Since CAIA’s federated learning approach prevents researchers from directly viewing another institution's datasets, internally the MSK team uses “human-curated, standardized datasets as a benchmark to see how well [their] models are performing.” By validating local models against these benchmarks, the team can test if the resulting AI model will be accurate, safe, and robust.

Data standardization allows for traceability

Monica Gerber, a data scientist at Fred Hutch Cancer Center, points out that since this intensive standardization work happens locally at each institution, the teams retain complete visibility into where their data came from. If a clinical data point looks anomalous or inconsistent, these in-house teams have the resources to notice the error, trace it, and resolve it. As she explains, the advantage of standardizing data locally is:

“The institution that generated the data is still involved in how that data is used and interpreted … maintaining the original link to the cancer center [means] you can still have that understanding of the context in which the data was generated.”

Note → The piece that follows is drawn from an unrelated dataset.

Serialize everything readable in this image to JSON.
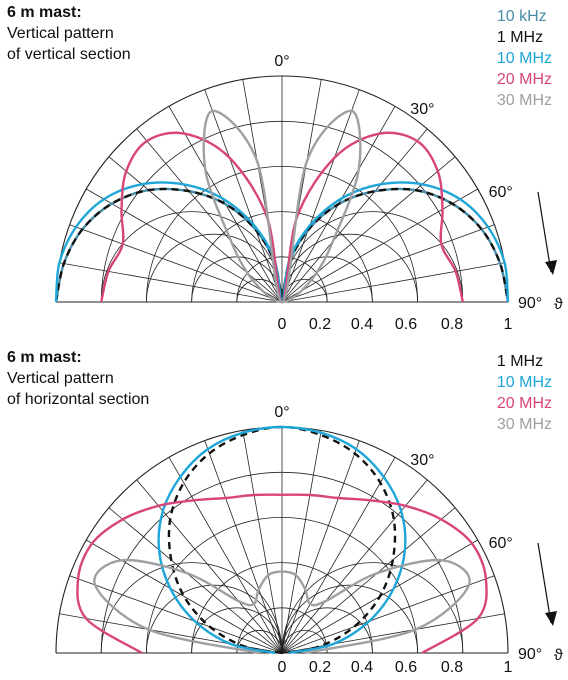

This localized data stewardship is also key to navigating the tension between data usability and strict patient privacy. To protect patient identities while preserving the clinical context, all protected health information is removed, and local teams consistently randomize and shift dates relating to treatments or procedures. This preserves the relative sequence of timeline events, allowing researchers to accurately study progression-free survival and time-dependent clinical outcomes, without exposing identifiable data.